What is the cost of happiness?

I recently read an article in TIME magazine relative to a new study from a Nobel-winning psychologist at Princeton University, which estimates the ‘price of happiness.’  Apparently, it prices out at $75,000 a year!  Net results from the article include: the further a person’s income drops below $75,000 the more unhappy they become due to worries about health-care and retirement. And, equally, no matter how much more than $75,000 a person makes, it doesn’t bring them anymore joy.

It is a fascinating article, based on scientific research. It discusses the notable theories of Tony Robbins and Oprah Winfrey relative to the ‘road to self awareness and satisfaction’ and it shines the light on the mirage that more money just leads us to just think our life is better. Money’s power over self-esteem is tempting and builds a facade of happiness.

This is an interesting conversation; and I welcome your comments!

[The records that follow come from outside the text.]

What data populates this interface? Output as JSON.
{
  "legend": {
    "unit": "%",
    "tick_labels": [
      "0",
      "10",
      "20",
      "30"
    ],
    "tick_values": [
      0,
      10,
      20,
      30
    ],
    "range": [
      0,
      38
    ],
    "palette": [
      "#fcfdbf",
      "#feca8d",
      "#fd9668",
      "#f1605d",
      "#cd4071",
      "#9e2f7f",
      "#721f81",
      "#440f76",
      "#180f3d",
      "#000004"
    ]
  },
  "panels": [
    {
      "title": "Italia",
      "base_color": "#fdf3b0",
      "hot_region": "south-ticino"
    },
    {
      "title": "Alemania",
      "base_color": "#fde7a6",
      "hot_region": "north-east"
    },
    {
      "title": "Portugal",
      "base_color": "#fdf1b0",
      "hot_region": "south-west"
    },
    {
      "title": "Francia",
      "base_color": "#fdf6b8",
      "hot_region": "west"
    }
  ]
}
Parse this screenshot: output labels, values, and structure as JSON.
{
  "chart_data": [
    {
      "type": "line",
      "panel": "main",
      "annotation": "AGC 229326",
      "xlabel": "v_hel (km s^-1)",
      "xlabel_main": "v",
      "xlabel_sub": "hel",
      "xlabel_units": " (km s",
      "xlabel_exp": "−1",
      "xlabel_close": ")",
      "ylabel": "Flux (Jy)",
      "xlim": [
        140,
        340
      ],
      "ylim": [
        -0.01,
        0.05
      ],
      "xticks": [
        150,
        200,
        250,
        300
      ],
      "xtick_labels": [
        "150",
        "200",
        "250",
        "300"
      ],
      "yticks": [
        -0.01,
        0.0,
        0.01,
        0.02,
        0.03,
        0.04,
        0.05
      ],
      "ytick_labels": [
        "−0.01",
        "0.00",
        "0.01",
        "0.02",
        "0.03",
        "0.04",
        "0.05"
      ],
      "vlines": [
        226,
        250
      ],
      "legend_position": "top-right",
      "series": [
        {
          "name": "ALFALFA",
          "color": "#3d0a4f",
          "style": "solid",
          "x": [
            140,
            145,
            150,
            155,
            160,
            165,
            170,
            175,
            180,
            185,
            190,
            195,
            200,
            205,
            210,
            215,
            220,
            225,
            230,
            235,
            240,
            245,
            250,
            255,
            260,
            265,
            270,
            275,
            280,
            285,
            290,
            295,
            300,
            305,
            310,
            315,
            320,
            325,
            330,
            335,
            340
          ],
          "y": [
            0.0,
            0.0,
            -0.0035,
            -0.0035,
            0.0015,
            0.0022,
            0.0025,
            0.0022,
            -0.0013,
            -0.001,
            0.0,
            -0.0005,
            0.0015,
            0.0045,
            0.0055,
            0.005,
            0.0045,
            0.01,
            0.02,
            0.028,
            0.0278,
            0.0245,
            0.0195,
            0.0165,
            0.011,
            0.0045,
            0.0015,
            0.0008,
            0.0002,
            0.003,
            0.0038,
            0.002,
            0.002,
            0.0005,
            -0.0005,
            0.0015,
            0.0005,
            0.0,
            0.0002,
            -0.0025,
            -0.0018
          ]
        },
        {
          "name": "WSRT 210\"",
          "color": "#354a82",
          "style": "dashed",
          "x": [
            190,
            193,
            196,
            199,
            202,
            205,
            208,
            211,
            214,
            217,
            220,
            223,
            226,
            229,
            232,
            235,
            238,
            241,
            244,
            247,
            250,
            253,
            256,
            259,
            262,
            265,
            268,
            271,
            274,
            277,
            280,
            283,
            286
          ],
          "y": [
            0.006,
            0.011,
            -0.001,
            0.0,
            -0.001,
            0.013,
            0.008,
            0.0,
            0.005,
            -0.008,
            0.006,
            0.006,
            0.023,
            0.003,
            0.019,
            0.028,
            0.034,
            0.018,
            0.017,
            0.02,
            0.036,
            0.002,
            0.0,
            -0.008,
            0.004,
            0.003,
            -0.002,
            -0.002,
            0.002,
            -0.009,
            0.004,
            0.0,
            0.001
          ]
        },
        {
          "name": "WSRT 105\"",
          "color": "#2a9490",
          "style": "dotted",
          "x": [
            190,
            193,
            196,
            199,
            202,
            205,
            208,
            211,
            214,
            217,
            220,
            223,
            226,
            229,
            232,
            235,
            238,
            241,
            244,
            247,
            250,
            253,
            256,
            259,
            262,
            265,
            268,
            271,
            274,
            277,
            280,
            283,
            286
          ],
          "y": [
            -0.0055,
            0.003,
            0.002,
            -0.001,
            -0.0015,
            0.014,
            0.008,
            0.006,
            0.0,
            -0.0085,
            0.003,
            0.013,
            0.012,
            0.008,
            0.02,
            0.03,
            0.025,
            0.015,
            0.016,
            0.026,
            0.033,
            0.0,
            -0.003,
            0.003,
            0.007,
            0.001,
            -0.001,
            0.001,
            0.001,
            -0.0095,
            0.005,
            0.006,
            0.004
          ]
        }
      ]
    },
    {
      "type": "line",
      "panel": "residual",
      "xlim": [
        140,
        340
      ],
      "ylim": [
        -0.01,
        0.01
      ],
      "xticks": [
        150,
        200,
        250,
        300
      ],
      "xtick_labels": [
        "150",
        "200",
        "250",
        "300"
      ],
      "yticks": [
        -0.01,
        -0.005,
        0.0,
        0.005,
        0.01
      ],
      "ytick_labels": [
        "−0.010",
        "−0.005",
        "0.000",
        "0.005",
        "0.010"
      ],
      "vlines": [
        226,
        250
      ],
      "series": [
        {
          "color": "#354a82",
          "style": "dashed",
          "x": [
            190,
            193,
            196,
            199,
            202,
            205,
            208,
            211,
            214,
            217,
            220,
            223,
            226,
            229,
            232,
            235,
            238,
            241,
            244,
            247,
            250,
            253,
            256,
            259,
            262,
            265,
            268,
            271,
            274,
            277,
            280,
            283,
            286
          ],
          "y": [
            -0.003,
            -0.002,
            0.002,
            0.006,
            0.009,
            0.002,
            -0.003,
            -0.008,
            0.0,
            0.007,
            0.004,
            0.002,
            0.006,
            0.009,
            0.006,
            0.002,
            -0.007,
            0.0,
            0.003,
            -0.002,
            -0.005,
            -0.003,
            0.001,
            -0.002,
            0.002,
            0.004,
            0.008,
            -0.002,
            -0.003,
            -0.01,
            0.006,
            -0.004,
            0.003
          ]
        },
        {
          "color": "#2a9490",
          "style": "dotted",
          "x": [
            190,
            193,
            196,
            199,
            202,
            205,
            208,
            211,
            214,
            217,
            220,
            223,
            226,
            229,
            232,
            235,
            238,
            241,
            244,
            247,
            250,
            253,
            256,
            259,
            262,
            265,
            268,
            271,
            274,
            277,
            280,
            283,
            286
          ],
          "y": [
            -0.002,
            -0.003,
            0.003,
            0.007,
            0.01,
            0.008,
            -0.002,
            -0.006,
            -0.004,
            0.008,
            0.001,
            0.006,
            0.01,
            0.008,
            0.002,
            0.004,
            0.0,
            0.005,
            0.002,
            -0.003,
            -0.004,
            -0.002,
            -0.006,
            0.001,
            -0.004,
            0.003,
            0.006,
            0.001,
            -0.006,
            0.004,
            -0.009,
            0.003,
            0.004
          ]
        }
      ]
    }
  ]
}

3 responses to “What is the cost of happiness?

  1. I have always liked something Eleanor Roosevelt once said, that happiness is not a goal in life, it is a by-product. Our goals should be to be a good parent, friend, colleague, and member of the community, and then to derive happiness from that. I think that approach tends to lead to a more centered, and less self-centered, life. That said, if we are talking about some of the basic necessities–food, shelter, health care, education, etc.–I think money certainly can buy security, if not exactly happiness.

  2. Nicely said Kristin. I can’t count the number of people I’ve worked with over the years that have lots of money and very little happiness. It’s sad.I wish we could all adopt the rule that life is not a game of keep-away.

    I’ve always dreamed of having enough money to give a chunk away on a regular basis.